Israeli government ministers held a moment of silence on Sunday at the start of the weekly cabinet meeting in Jerusalem, a day after 11 Jews were slain by a white supremacist gunman at a synagogue in Pittsburgh.

“The entire people of Israel grieve with the families of the people who were murdered in the shocking massacre at the Tree of Life synagogue in Pittsburgh,” Israeli Prime Minister Benjamin Netanyahu said. “On behalf of myself, the government of Israel and the people of Israel, from the depth of our hearts, I send our condolences to the families who lost their loved ones. We all pray for the swift recovery of the wounded.”

“It is very difficult to exaggerate the horror of the murder of Jews who had gathered in a synagogue on Shabbat and were murdered just because they were Jews,” Netanyahu continued. “Israel stands at the forefront with the Jewish community of Pittsburgh, with all Jewish communities in the US and with the American people. We stand together, at the forefront, against antisemitism and displays of such barbarity.”

“I call upon the whole world to unite in the fight against antisemitism everywhere. Today, regretfully, we refer to the United States, where the largest antisemitic crime in its history took place, but we also mean, of course, Western Europe, where there is a tough struggle against the manifestations of a new antisemitism. Of course there is also the old and familiar anti-Semitism, and that of radical Islam. On all these fronts we must stand up and fight back against this brutal fanaticism. It starts with the Jews, but never ends with the Jews,” the prime minister concluded.

Diaspora Affairs Minister Naftali Bennett announced on Saturday he would fly to Pittsburgh to “be with our sisters and brothers on their darkest hour.”

“When Jews are murdered in Pittsburgh, the people of Israel feel the pain,” he said.

Israeli President Reuven Rivlin said, “We are thinking of the families of those murdered and praying for the quick recovery of those injured.
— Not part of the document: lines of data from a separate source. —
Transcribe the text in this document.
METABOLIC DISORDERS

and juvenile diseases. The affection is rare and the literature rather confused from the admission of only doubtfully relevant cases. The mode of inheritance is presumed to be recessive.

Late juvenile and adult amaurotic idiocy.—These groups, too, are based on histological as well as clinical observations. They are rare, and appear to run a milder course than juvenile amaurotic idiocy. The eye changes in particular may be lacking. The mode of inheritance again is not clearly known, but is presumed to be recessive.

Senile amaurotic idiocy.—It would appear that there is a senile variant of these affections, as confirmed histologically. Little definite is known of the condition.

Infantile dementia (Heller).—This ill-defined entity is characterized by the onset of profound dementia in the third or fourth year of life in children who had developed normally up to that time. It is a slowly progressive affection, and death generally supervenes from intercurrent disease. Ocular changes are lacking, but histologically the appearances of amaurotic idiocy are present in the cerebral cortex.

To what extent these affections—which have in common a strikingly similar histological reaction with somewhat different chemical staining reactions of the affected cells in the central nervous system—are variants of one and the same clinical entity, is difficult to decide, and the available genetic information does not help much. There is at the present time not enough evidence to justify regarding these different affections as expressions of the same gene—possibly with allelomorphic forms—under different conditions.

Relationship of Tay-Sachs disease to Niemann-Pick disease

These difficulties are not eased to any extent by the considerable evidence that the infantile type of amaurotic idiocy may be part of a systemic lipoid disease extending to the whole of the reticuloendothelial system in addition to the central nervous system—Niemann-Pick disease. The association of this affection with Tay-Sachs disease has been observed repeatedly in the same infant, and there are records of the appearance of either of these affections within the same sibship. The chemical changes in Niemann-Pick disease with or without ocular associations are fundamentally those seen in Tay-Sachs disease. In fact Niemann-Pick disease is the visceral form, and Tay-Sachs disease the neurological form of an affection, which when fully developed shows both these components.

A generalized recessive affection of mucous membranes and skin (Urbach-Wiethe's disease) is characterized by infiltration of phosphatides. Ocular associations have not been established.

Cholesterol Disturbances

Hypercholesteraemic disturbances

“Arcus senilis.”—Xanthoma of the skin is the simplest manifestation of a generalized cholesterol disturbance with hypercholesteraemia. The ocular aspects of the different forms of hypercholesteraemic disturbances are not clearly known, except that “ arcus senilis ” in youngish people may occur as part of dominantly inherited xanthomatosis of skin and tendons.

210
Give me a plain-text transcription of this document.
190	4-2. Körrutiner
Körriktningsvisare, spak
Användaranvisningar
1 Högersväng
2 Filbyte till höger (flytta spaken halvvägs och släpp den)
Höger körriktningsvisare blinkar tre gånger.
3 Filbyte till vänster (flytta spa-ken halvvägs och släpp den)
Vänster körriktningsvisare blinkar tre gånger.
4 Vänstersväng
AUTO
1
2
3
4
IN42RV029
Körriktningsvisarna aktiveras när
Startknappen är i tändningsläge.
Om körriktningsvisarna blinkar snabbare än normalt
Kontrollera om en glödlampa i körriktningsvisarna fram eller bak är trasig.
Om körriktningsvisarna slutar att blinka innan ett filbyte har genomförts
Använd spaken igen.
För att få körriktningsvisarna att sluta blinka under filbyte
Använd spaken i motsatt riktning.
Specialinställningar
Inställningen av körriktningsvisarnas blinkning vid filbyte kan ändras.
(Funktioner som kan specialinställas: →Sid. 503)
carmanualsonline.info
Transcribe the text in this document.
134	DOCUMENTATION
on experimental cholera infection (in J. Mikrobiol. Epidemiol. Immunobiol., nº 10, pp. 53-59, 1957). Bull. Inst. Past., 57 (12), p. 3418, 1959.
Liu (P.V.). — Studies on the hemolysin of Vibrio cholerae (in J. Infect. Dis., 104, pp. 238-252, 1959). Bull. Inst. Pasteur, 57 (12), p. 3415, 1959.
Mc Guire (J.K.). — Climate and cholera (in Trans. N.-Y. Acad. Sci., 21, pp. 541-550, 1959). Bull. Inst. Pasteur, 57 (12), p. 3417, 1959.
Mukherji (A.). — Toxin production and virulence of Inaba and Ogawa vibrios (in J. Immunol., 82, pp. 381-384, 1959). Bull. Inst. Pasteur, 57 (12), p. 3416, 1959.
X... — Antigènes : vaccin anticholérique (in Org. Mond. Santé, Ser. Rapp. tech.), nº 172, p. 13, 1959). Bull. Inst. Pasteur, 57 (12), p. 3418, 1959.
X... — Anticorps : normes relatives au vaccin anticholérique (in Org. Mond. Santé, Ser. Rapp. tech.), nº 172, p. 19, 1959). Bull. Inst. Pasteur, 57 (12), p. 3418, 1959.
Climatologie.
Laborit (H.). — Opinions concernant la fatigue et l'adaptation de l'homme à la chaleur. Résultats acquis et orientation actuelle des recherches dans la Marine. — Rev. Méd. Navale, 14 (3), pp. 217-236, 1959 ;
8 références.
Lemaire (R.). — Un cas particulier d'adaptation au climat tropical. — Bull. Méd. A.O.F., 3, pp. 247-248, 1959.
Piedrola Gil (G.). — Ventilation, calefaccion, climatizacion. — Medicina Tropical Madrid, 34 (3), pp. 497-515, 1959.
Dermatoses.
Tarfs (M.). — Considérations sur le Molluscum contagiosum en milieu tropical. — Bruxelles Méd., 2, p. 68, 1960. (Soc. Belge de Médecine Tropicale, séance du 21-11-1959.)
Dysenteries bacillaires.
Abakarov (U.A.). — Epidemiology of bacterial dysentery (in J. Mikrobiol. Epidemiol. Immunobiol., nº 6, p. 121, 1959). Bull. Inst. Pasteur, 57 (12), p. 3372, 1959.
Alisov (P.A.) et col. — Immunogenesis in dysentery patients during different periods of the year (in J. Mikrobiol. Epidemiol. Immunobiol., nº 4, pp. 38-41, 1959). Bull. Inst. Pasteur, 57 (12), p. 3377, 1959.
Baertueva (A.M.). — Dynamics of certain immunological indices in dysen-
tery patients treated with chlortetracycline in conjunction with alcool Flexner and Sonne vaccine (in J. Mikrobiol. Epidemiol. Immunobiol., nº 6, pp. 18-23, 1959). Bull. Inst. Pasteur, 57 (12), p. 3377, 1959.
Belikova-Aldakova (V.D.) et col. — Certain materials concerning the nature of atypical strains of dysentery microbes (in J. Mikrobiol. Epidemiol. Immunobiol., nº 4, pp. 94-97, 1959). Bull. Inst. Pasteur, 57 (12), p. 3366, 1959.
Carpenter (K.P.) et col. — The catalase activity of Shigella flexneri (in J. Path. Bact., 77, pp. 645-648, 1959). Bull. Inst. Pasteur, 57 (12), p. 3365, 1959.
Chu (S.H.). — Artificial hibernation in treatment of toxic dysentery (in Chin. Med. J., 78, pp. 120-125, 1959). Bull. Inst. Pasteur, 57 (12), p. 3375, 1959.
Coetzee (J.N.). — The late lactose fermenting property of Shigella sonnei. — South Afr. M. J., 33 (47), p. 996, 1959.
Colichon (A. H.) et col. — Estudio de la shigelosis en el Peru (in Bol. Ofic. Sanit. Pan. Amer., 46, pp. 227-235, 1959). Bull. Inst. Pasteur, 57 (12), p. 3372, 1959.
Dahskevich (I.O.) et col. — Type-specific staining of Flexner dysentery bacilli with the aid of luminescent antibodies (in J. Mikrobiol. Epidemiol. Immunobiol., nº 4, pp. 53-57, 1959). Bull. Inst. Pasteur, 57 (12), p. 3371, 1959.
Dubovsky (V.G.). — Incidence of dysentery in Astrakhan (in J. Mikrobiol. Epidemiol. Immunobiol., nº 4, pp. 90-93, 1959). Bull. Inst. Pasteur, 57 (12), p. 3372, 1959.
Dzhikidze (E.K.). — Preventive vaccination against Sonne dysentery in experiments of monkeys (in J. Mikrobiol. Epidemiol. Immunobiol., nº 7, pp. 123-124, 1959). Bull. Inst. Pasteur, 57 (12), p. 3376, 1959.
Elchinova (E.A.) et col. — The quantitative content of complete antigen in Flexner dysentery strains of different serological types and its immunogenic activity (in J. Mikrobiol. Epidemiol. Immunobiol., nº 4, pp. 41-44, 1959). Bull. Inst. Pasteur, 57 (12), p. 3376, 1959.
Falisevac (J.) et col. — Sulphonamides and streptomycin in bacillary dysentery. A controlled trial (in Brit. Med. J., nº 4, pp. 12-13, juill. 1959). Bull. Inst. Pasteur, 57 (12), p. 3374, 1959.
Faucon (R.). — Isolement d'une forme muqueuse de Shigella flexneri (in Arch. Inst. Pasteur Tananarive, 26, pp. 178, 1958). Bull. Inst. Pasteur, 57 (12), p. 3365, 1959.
I am sure that the law enforcement and legal authorities in the US will investigate this horrific event thoroughly and that justice will be served on the despicable murderer.”

Israeli opposition leader Tzipi Livni said, “Our hearts are with you our brothers and sisters in Pittsburgh.”

Israeli Ambassador to the US Ron Dermer also expressed solidarity with the shooting victims.

Israeli Consul General in New York Dani Dayan quickly traveled to Pittsburgh and arrived at the site of the attack.

“I came here to be with our brothers and sisters during this tragic hour,” he said. “An anti-Semitic event — even if thousands of kilometers from Jerusalem — is a local event for the State of Israel.”